Mais ce qu'il répétait le plus souvent c'était le prénom de Nadine et chaque fois qu'il le prononçait le visage de Ghislain devenait presqu'angélique pour retourner presqu'aussitôt à son incohérence verbale.

 

 

"Mon petit Ghislain, mon petit Ghislain, tu es vivant ... Vivant, que je suis heureuse ! Tout de noir vêtue, Madame Mignolet, suivie gauchement par son mari et Chantal pour une fois sérieuse envahissait la chambre. Un baiser tout humide vint humecter ses joues. - "Comment te sens-tu ?"

 

 

Le garçon ne répondit rien à ce flot de questions ou plutôt d'interjections ; sa mère n'attendait pas d'ailleurs une réponse précise, elle voulait simplement manifester ainsi sa joie. Monsieur Mignolet dut faire le tour du lit pour embrasser à son tour son fils en lui murmurant de sa voix sourde presqu'incompréhensible pour un non initié : "T'as eu de la chance, fiston, content de te revoir. Chantal, un peu gênée,  se contenta d'un rapide "Comment ça va Ghislain ?"

 

A présent tous trois parlaient en même temps, se parlaient d'ailleurs plutôt qu'ils lui parlaient. La tête de Ghislain redevint douloureuse, il eut envie de les renvoyer mais une sorte de pudeur le retint. Il se contenta de fermer les yeux et peu à peu la conversation bruyante s'estompa en sa tête comme un transistor dont on diminue le volume; finalement il n'y eut plus qu'un murmure de plus en plus lointain puis le silence.

 

"Tiens, mais il a perdu connaissance, c'est terrible !  Madame Mignolet cherchait nerveusement la sonnette mais Chantal l'interrompit avec force : "Mais non, Maman,  tu te fais de la bile pour rien, il s'est endormi tout simplement. Avec son pessimisme habituel, le père de Ghislain sortit et se précipita sur une infirmière qui calmement portait une PANE ? quelque part. "Mademoiselle, venez vite, mon fils ne va pas bien". Sans s'énerver la bonne dame vint jeter un coup d'oeuil..."Mais non, il vaut mieux le laisser dormir, revenez plus tard, cela ira sûrement mieux.

 

 

La tête de Ghislain tournoyait un peu dans la deux-chevaux qui le ramenait à la maison. "C'est drôle", cette vallée qu'il connaissait si bien, il avait l'impression de la découvrir, tant il était heureux de la retrouver aussi intacte que lui.
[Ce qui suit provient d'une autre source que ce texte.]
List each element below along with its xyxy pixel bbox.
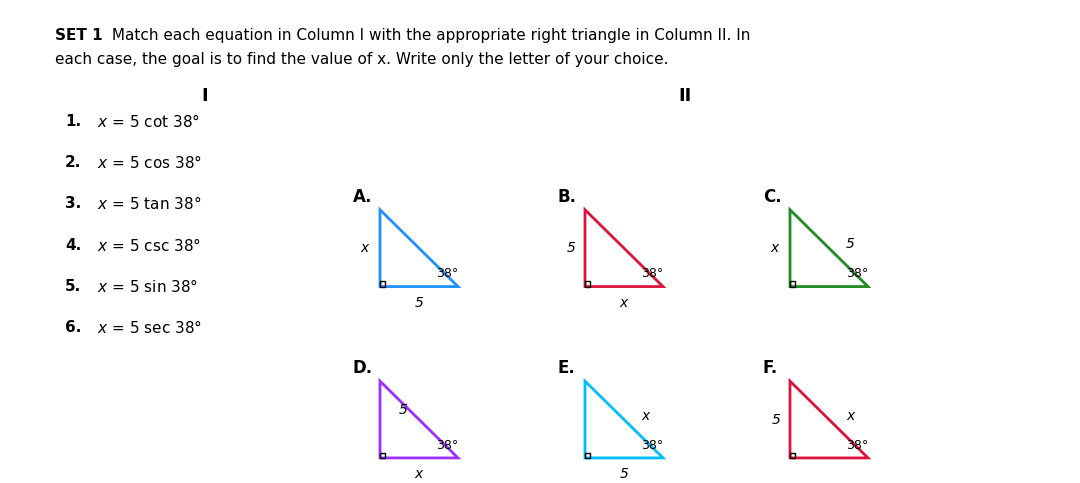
Text: 5: 5 [415, 296, 423, 310]
Text: B.: B. [557, 188, 577, 206]
Text: 3.: 3. [65, 197, 81, 212]
Text: 5: 5 [620, 467, 629, 481]
Text: 5: 5 [567, 241, 576, 255]
Text: Match each equation in Column I with the appropriate right triangle in Column II: Match each equation in Column I with the… [107, 28, 751, 43]
Text: $x$ = 5 cos 38°: $x$ = 5 cos 38° [93, 154, 202, 171]
Text: $x$ = 5 cot 38°: $x$ = 5 cot 38° [93, 113, 200, 129]
Text: 38°: 38° [846, 268, 868, 281]
Text: 38°: 38° [642, 439, 663, 452]
Text: 5: 5 [399, 403, 407, 417]
Text: E.: E. [557, 359, 576, 377]
Text: $x$: $x$ [642, 409, 652, 423]
Text: D.: D. [353, 359, 373, 377]
Text: II: II [678, 86, 691, 105]
Text: $x$ = 5 tan 38°: $x$ = 5 tan 38° [93, 195, 201, 213]
Text: 38°: 38° [846, 439, 868, 452]
Text: $x$ = 5 sec 38°: $x$ = 5 sec 38° [93, 319, 202, 337]
Text: 38°: 38° [436, 268, 458, 281]
Text: $x$: $x$ [846, 409, 856, 423]
Text: $x$ = 5 csc 38°: $x$ = 5 csc 38° [93, 237, 201, 254]
Text: 5.: 5. [65, 279, 81, 294]
Text: 38°: 38° [436, 439, 458, 452]
Text: 38°: 38° [642, 268, 663, 281]
Text: $x$: $x$ [360, 241, 370, 255]
Text: $x$ = 5 sin 38°: $x$ = 5 sin 38° [93, 278, 199, 295]
Text: 5: 5 [846, 237, 855, 251]
Text: $x$: $x$ [414, 467, 424, 481]
Text: each case, the goal is to find the value of x. Write only the letter of your cho: each case, the goal is to find the value… [55, 52, 669, 67]
Text: $x$: $x$ [619, 296, 630, 310]
Text: 1.: 1. [65, 114, 81, 128]
Text: 5: 5 [772, 412, 781, 426]
Text: $x$: $x$ [770, 241, 781, 255]
Text: I: I [202, 86, 208, 105]
Text: A.: A. [353, 188, 373, 206]
Text: C.: C. [762, 188, 781, 206]
Text: F.: F. [762, 359, 778, 377]
Text: 4.: 4. [65, 238, 81, 253]
Text: SET 1: SET 1 [55, 28, 103, 43]
Text: 6.: 6. [65, 320, 81, 335]
Text: 2.: 2. [65, 155, 81, 170]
Le voisin ne disait rien. C'était un homme assez grand à la chevelure abondante coiffée en brosse, les épaules un peu voûtées. A l'avant, à la place "du mort" Monsieur Mignolet signalait ça et là une fabrique, un point de vue qui lui rappelait son enfance.

 

Ghislain, malgré sa soif de profiter désormais à fond de la vie ne réussissait pas à échapper à l'engourdissement qui lui rappelait sans  esse les jours passés ; la voiture s'engageait déjà dans les faubourgs de la ville, il pleuvait doucement, les gens se hâtaient pour rentrer chez eux et au fur et à mesure qu'il se rapprochait de sa demeure Ghislain se sentait de mieux en mieux dans sa peau.